Former prime minister Tony Blair has called on Boris Johnson to use the G7 to push a global coronavirus vaccine passport scheme.

In a report published by the Tony Blair Institute (TBI) the former Labour leader reportedly said that current travel restrictions were “disjointed” and urged the UK to push the idea of a “global Covid-19 travel pass” at the summit of leaders in Cornwall.

Mr Blair said a vaccine passport would be digital and be able to track your coronavirus “status” wherever you are in the world, as reported by The Telegraph.

Cabinet minister Michael Gove has previously said there were no plans for a passport for those who have been vaccinated.

However the government is reportedly funding eight separate firms to develop such a product which is already used in a variety of countries in the Middle East and Asia.

Mr Blair told The Telegraph on Thursday there were two significant risks if Mr Johnson did not convince his fellow leaders to back a global vaccination passport scheme.

“One is that everyone just does their own thing, which is much more chaotic and difficult to manage. Or secondly, there’s a set of rules in place that you may not be that happy with.”

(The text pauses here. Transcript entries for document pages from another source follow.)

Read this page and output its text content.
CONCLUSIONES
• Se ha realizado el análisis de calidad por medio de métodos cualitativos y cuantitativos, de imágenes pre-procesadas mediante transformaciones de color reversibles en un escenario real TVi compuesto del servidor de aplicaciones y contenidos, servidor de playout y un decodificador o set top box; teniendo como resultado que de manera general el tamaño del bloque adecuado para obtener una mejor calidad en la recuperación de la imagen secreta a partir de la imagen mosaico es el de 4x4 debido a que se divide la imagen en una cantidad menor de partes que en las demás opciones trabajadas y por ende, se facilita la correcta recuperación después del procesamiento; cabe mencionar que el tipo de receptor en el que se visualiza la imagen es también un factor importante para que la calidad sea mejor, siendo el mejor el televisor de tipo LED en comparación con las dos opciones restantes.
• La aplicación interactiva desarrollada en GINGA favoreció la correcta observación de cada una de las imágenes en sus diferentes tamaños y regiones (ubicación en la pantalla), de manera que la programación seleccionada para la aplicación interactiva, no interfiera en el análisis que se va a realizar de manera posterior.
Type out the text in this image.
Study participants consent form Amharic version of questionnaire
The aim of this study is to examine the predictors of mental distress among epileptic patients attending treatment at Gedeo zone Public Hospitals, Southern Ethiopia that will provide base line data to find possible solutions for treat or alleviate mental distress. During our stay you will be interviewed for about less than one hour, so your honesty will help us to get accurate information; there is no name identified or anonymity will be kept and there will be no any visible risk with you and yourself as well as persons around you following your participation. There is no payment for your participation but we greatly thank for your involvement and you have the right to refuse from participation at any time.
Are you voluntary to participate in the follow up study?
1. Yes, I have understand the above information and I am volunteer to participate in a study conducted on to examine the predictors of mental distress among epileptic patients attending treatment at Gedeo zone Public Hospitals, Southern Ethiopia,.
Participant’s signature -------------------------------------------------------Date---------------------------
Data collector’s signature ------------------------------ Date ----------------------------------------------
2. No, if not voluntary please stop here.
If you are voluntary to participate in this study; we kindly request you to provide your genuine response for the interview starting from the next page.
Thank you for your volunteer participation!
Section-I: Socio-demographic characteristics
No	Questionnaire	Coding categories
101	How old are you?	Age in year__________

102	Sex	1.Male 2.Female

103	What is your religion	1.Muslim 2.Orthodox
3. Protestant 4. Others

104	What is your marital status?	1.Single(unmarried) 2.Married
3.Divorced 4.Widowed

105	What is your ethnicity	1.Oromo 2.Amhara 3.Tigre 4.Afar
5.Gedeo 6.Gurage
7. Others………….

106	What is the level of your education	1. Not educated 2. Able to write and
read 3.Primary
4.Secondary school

Zurab Pololikashvili, the UN World Tourism Organisation’s secretary-general, last week told the Global Tourism Crisis Committee in Madrid: “Vaccines must be part of a wider, coordinated approach that includes certificates and passes for safe cross-border travel”.

The leaders of Spain, Italy, Greece, Cyprus and Malta have called for the introduction of certificates which designate if a traveller has been vaccinated or not.

Australia’s education minister, Alan Tudge, said planned “digital vaccine certificates” would allow international students to return to study in the country without the need for them to hotel quarantine.

Mr Blair spoke out ahead of the new report by the TBI which makes the case that more restrictive travel rules introduced by the government this week could eventually be more easily repealed if a universal vaccine scheme were in place.

“It’s better to have common rules and a common verification system, so that people know what your disease status is and know it with some validation,” he said.

The former prime minister’s comments come as the government confirmed that UK travellers returning from high-risk countries must quarantine in hotels at their own expense.

Derek Jones, chief executive of luxury travel firm Kuoni, said many people are “very optimistic” about being able to travel from the second half of 2021 and the industry is expecting a spike in demand.